La Cour n’exige toutefois pas l’arrêt immédiat des réacteurs. «Le droit de l’Union ne s’oppose pas à ce que ces évaluations soient effectuées à titre de régularisation alors que le projet est en cours de réalisation ou même après qu’il a été réalisé», avance-t-elle, posant toutefois deux conditions: «D’une part, que les règles nationales permettant cette régularisation n’offrent pas aux intéressés l’occasion de contourner les règles du droit de l’Union ou de se dispenser de les appliquer et, d’autre part, que les évaluations ainsi effectuées ne portent pas uniquement sur les incidences futures de ce projet pour l’environnement, mais prennent en compte l’ensemble des incidences environnementales survenues depuis la réalisation du projet».

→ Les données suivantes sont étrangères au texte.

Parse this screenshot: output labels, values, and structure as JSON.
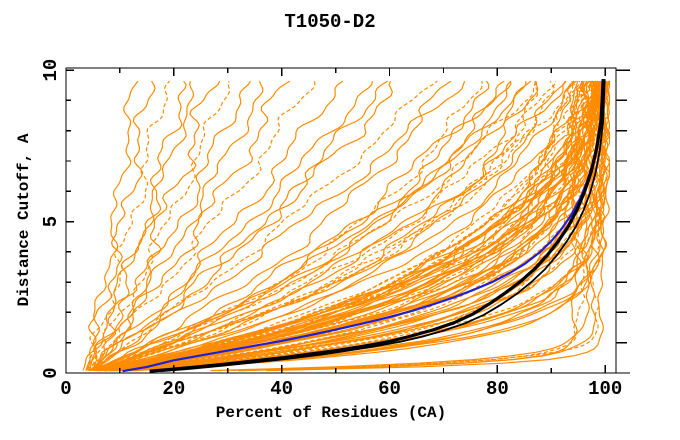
{
  "chart_data": {
    "type": "line",
    "title": "T1050-D2",
    "xlabel": "Percent of Residues (CA)",
    "ylabel": "Distance Cutoff, A",
    "xlim": [
      0,
      102
    ],
    "ylim": [
      0,
      10.07
    ],
    "x_major_ticks": [
      0,
      20,
      40,
      60,
      80,
      100
    ],
    "x_minor_ticks": [
      10,
      30,
      50,
      70,
      90
    ],
    "y_major_ticks": [
      0,
      5,
      10
    ],
    "y_minor_ticks": [
      1,
      2,
      3,
      4,
      6,
      7,
      8,
      9
    ],
    "grid": false,
    "legend": "none",
    "colors": {
      "ensemble": "#ff8c00",
      "highlight": "#1f1fd8",
      "reference": "#000000",
      "frame": "#000000",
      "background": "#ffffff"
    },
    "series": [
      {
        "name": "highlighted-model-blue",
        "color": "#1f1fd8",
        "width": 2.2,
        "dashed": false,
        "points": [
          [
            10.5,
            0.06
          ],
          [
            15,
            0.2
          ],
          [
            20,
            0.42
          ],
          [
            25,
            0.58
          ],
          [
            30,
            0.74
          ],
          [
            35,
            0.9
          ],
          [
            40,
            1.06
          ],
          [
            45,
            1.24
          ],
          [
            50,
            1.43
          ],
          [
            55,
            1.63
          ],
          [
            60,
            1.85
          ],
          [
            64,
            2.04
          ],
          [
            68,
            2.26
          ],
          [
            72,
            2.5
          ],
          [
            75.5,
            2.74
          ],
          [
            79,
            3.0
          ],
          [
            82.3,
            3.3
          ],
          [
            85.2,
            3.62
          ],
          [
            87.8,
            3.98
          ],
          [
            90,
            4.35
          ],
          [
            92,
            4.78
          ],
          [
            93.8,
            5.25
          ],
          [
            95.4,
            5.78
          ],
          [
            96.7,
            6.35
          ],
          [
            97.8,
            6.98
          ],
          [
            98.6,
            7.65
          ],
          [
            99.2,
            8.4
          ],
          [
            99.5,
            9.7
          ]
        ]
      },
      {
        "name": "reference-model-thick-black",
        "color": "#000000",
        "width": 3.2,
        "dashed": false,
        "points": [
          [
            15.5,
            0.06
          ],
          [
            20,
            0.13
          ],
          [
            25,
            0.21
          ],
          [
            30,
            0.3
          ],
          [
            35,
            0.4
          ],
          [
            40,
            0.5
          ],
          [
            45,
            0.62
          ],
          [
            50,
            0.74
          ],
          [
            55,
            0.88
          ],
          [
            60,
            1.04
          ],
          [
            64,
            1.22
          ],
          [
            68,
            1.42
          ],
          [
            72,
            1.66
          ],
          [
            75.5,
            1.95
          ],
          [
            78.5,
            2.28
          ],
          [
            81.5,
            2.65
          ],
          [
            84.5,
            3.05
          ],
          [
            87,
            3.45
          ],
          [
            89.3,
            3.9
          ],
          [
            91.3,
            4.35
          ],
          [
            93.2,
            4.85
          ],
          [
            94.8,
            5.4
          ],
          [
            96.2,
            6.0
          ],
          [
            97.4,
            6.65
          ],
          [
            98.4,
            7.4
          ],
          [
            99.2,
            8.3
          ],
          [
            99.7,
            9.7
          ]
        ]
      },
      {
        "name": "reference-model-thin-black",
        "color": "#000000",
        "width": 1.8,
        "dashed": false,
        "points": [
          [
            17.5,
            0.06
          ],
          [
            23,
            0.14
          ],
          [
            29,
            0.24
          ],
          [
            35,
            0.35
          ],
          [
            41,
            0.47
          ],
          [
            47,
            0.6
          ],
          [
            52,
            0.73
          ],
          [
            57,
            0.87
          ],
          [
            62,
            1.03
          ],
          [
            66,
            1.2
          ],
          [
            70,
            1.4
          ],
          [
            74,
            1.64
          ],
          [
            77.5,
            1.92
          ],
          [
            80.5,
            2.24
          ],
          [
            83.5,
            2.6
          ],
          [
            86.3,
            3.0
          ],
          [
            88.8,
            3.42
          ],
          [
            91,
            3.88
          ],
          [
            92.9,
            4.35
          ],
          [
            94.6,
            4.85
          ],
          [
            96,
            5.38
          ],
          [
            97.2,
            5.95
          ],
          [
            98.2,
            6.6
          ],
          [
            99,
            7.35
          ],
          [
            99.6,
            8.3
          ],
          [
            99.9,
            9.7
          ]
        ]
      }
    ],
    "ensemble": {
      "name": "predicted-model-curves",
      "color": "#ff8c00",
      "width": 1.2,
      "cutoff_range": [
        0.08,
        9.7
      ],
      "curve_model": "pct(c) = s + (e-s)*(1-exp(-c/tau))/(1-exp(-10/tau)) + jitter(j,ph); d=1 dashed",
      "curves": [
        [
          4,
          13,
          22,
          1.5,
          0.5,
          0
        ],
        [
          3.5,
          16,
          18,
          2,
          1.7,
          0
        ],
        [
          4,
          19,
          26,
          1.8,
          2.9,
          1
        ],
        [
          5,
          22,
          15,
          2.2,
          4.1,
          0
        ],
        [
          3,
          25,
          30,
          1.5,
          5.3,
          0
        ],
        [
          4.5,
          28,
          20,
          2.5,
          0.9,
          0
        ],
        [
          4,
          31,
          24,
          1.6,
          2.2,
          1
        ],
        [
          3.5,
          34,
          17,
          2.0,
          3.6,
          0
        ],
        [
          5,
          38,
          28,
          1.7,
          4.8,
          0
        ],
        [
          4,
          42,
          21,
          2.3,
          0.3,
          0
        ],
        [
          3.5,
          47,
          25,
          1.9,
          1.5,
          1
        ],
        [
          4.5,
          52,
          19,
          2.1,
          2.8,
          0
        ],
        [
          4,
          58,
          23,
          1.8,
          4.0,
          0
        ],
        [
          5,
          64,
          27,
          2.4,
          5.2,
          0
        ],
        [
          3.5,
          70,
          20,
          1.6,
          0.7,
          1
        ],
        [
          4,
          76,
          24,
          2.0,
          1.9,
          0
        ],
        [
          4.5,
          60,
          14,
          2.2,
          3.1,
          0
        ],
        [
          4,
          72,
          8,
          2,
          0.4,
          0
        ],
        [
          5,
          78,
          6.5,
          1.8,
          1.6,
          1
        ],
        [
          3.5,
          82,
          7.5,
          2.2,
          2.8,
          0
        ],
        [
          4.5,
          86,
          5.5,
          1.6,
          4.0,
          0
        ],
        [
          4,
          90,
          6,
          2.0,
          5.2,
          1
        ],
        [
          5,
          93,
          5,
          1.7,
          0.8,
          0
        ],
        [
          3.5,
          88,
          4.5,
          2.1,
          2.0,
          0
        ],
        [
          4,
          95,
          5.8,
          1.9,
          3.2,
          1
        ],
        [
          4.5,
          80,
          8.5,
          2.3,
          4.4,
          0
        ],
        [
          5,
          85,
          7,
          1.5,
          5.6,
          0
        ],
        [
          3.5,
          91,
          4.8,
          1.8,
          1.1,
          1
        ],
        [
          4,
          94,
          6.8,
          2.2,
          2.3,
          0
        ],
        [
          4.5,
          87,
          9,
          1.6,
          3.5,
          0
        ],
        [
          5,
          92,
          5.2,
          2.0,
          4.7,
          1
        ],
        [
          3.5,
          96,
          4.2,
          1.7,
          5.9,
          0
        ],
        [
          4,
          83,
          6.2,
          2.1,
          1.3,
          0
        ],
        [
          4.5,
          89,
          7.8,
          1.9,
          2.5,
          1
        ],
        [
          5,
          94.5,
          4.6,
          1.5,
          3.7,
          0
        ],
        [
          4,
          99.8,
          0.85,
          1.2,
          0.3,
          0
        ],
        [
          5,
          100.2,
          1.0,
          1.5,
          1.1,
          0
        ],
        [
          4.5,
          99.2,
          1.15,
          1.8,
          1.9,
          0
        ],
        [
          3.5,
          100.4,
          1.3,
          1.0,
          2.7,
          1
        ],
        [
          5.5,
          98.6,
          1.45,
          2.0,
          3.5,
          0
        ],
        [
          4,
          99.5,
          1.6,
          1.4,
          4.3,
          0
        ],
        [
          5,
          100.0,
          1.75,
          1.7,
          5.1,
          0
        ],
        [
          4.5,
          98.2,
          1.9,
          1.1,
          5.9,
          1
        ],
        [
          3.5,
          99.9,
          2.05,
          2.2,
          0.6,
          0
        ],
        [
          5.5,
          99.0,
          2.2,
          1.3,
          1.4,
          0
        ],
        [
          4,
          100.3,
          2.35,
          1.6,
          2.2,
          0
        ],
        [
          5,
          97.8,
          2.5,
          1.9,
          3.0,
          1
        ],
        [
          4.5,
          99.6,
          2.65,
          1.2,
          3.8,
          0
        ],
        [
          3.5,
          98.9,
          2.8,
          2.1,
          4.6,
          0
        ],
        [
          5.5,
          100.1,
          2.95,
          1.5,
          5.4,
          0
        ],
        [
          4,
          97.4,
          3.1,
          1.8,
          0.1,
          1
        ],
        [
          5,
          99.3,
          3.25,
          1.0,
          0.9,
          0
        ],
        [
          4.5,
          98.5,
          3.4,
          2.3,
          1.7,
          0
        ],
        [
          3.5,
          99.7,
          3.55,
          1.4,
          2.5,
          0
        ],
        [
          5.5,
          96.9,
          3.7,
          1.7,
          3.3,
          1
        ],
        [
          4,
          100.0,
          0.9,
          1.1,
          4.1,
          0
        ],
        [
          5,
          98.8,
          1.05,
          2.0,
          4.9,
          0
        ],
        [
          4.5,
          99.9,
          1.2,
          1.3,
          5.7,
          0
        ],
        [
          3.5,
          97.2,
          1.35,
          1.6,
          0.4,
          1
        ],
        [
          5.5,
          99.4,
          1.5,
          1.9,
          1.2,
          0
        ],
        [
          4,
          98.0,
          1.65,
          1.2,
          2.0,
          0
        ],
        [
          5,
          100.2,
          1.8,
          2.2,
          2.8,
          0
        ],
        [
          4.5,
          96.6,
          1.95,
          1.5,
          3.6,
          1
        ],
        [
          3.5,
          99.1,
          2.1,
          1.8,
          4.4,
          0
        ],
        [
          5.5,
          98.3,
          2.25,
          1.1,
          5.2,
          0
        ],
        [
          4,
          99.8,
          2.4,
          2.1,
          6.0,
          0
        ],
        [
          5,
          96.2,
          2.55,
          1.4,
          0.7,
          1
        ],
        [
          4.5,
          99.5,
          2.7,
          1.7,
          1.5,
          0
        ],
        [
          3.5,
          98.7,
          2.85,
          1.0,
          2.3,
          0
        ],
        [
          5.5,
          100.3,
          3.0,
          2.3,
          3.1,
          0
        ],
        [
          4,
          95.8,
          3.15,
          1.6,
          3.9,
          1
        ],
        [
          5,
          99.2,
          3.3,
          1.9,
          4.7,
          0
        ],
        [
          4.5,
          97.6,
          3.45,
          1.2,
          5.5,
          0
        ],
        [
          3.5,
          100.1,
          3.6,
          2.0,
          0.2,
          0
        ],
        [
          5.5,
          95.4,
          3.75,
          1.3,
          1.0,
          1
        ],
        [
          4,
          99.6,
          0.95,
          1.6,
          1.8,
          0
        ],
        [
          5,
          98.4,
          1.1,
          1.9,
          2.6,
          0
        ],
        [
          4.5,
          100.0,
          1.25,
          1.1,
          3.4,
          0
        ],
        [
          3.5,
          96.4,
          1.4,
          2.2,
          4.2,
          1
        ],
        [
          5.5,
          99.0,
          1.55,
          1.5,
          5.0,
          0
        ],
        [
          4,
          97.0,
          1.7,
          1.8,
          5.8,
          0
        ],
        [
          5,
          99.7,
          1.85,
          1.0,
          0.5,
          0
        ],
        [
          4.5,
          95.0,
          2.0,
          2.1,
          1.3,
          1
        ],
        [
          3.5,
          98.9,
          2.15,
          1.4,
          2.1,
          0
        ],
        [
          5.5,
          97.9,
          2.3,
          1.7,
          2.9,
          0
        ],
        [
          4,
          100.4,
          2.45,
          1.2,
          3.7,
          0
        ],
        [
          5,
          94.6,
          2.6,
          2.0,
          4.5,
          1
        ],
        [
          4.5,
          99.3,
          2.75,
          1.3,
          5.3,
          0
        ],
        [
          3.5,
          98.1,
          2.9,
          1.6,
          6.1,
          0
        ],
        [
          5.5,
          99.9,
          3.05,
          1.9,
          0.8,
          0
        ],
        [
          4,
          94.2,
          3.2,
          1.1,
          1.6,
          1
        ],
        [
          5,
          98.6,
          3.35,
          2.2,
          2.4,
          0
        ],
        [
          4.5,
          96.0,
          3.5,
          1.5,
          3.2,
          0
        ],
        [
          3.5,
          99.4,
          3.65,
          1.8,
          4.0,
          0
        ],
        [
          5.5,
          97.3,
          3.8,
          1.0,
          4.8,
          1
        ],
        [
          5,
          94.5,
          0.22,
          1,
          0.6,
          0
        ],
        [
          6,
          95.5,
          0.26,
          1.2,
          1.8,
          1
        ],
        [
          5.5,
          96.5,
          0.3,
          0.9,
          3.0,
          0
        ],
        [
          6,
          97.5,
          0.24,
          1.1,
          4.2,
          0
        ],
        [
          5,
          98.5,
          0.28,
          1.3,
          5.4,
          1
        ],
        [
          6.5,
          99.3,
          0.2,
          0.8,
          0.2,
          0
        ]
      ]
    }
  }
}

Les juges du Kirchberg indiquent enfin que ces mesures «peuvent exceptionnellement être maintenues si ce maintien est justifié par des considérations impérieuses liées à la nécessité d’écarter une menace réelle et grave de rupture de l’approvisionnement en électricité de l’État membre concerné, à laquelle il ne pourrait être fait face par d’autres moyens et alternatives, notamment dans le cadre du marché intérieur». Un maintien toutefois à durée limitée «au laps de temps strictement nécessaire pour remédier à cette illégalité».

Le gouvernement belge ne s’avoue pas vaincu

Un arrêt accueilli comme une victoire par les associations requérantes. «C’est un précédent important au niveau européen pour tous les pays qui pensent prolonger des centrales», estime Sarah Van Dyck, chargée de mission Énergie au sein de Bond Beter Leefmilieu Vlaanderen, citée par RTBF. «Mais aussi pour la Belgique, où certains partis pensent encore à prolonger la durée de vie des centrales. C’est la preuve que des décisions sur l’énergie nucléaire ne peuvent plus être prises dans des arrière-chambres politiques, mais qu’il faut un procédé démocratique transparent auquel les citoyens doivent être associés.»

Les associations attendent maintenant l’arrêt de la Cour constitutionnelle belge qui devrait logiquement déclarer illégale la prolongation de la durée de vie de Doel 1 et 2.

«Il appartient désormais à la Cour constitutionnelle belge de trancher la question de l’équilibre entre les exigences légales environnementales et les exigences liées à la sécurité d’approvisionnement du territoire», a commenté lundi la ministre de l’Énergie, Marie-Christine Marghem, citée par RTBF.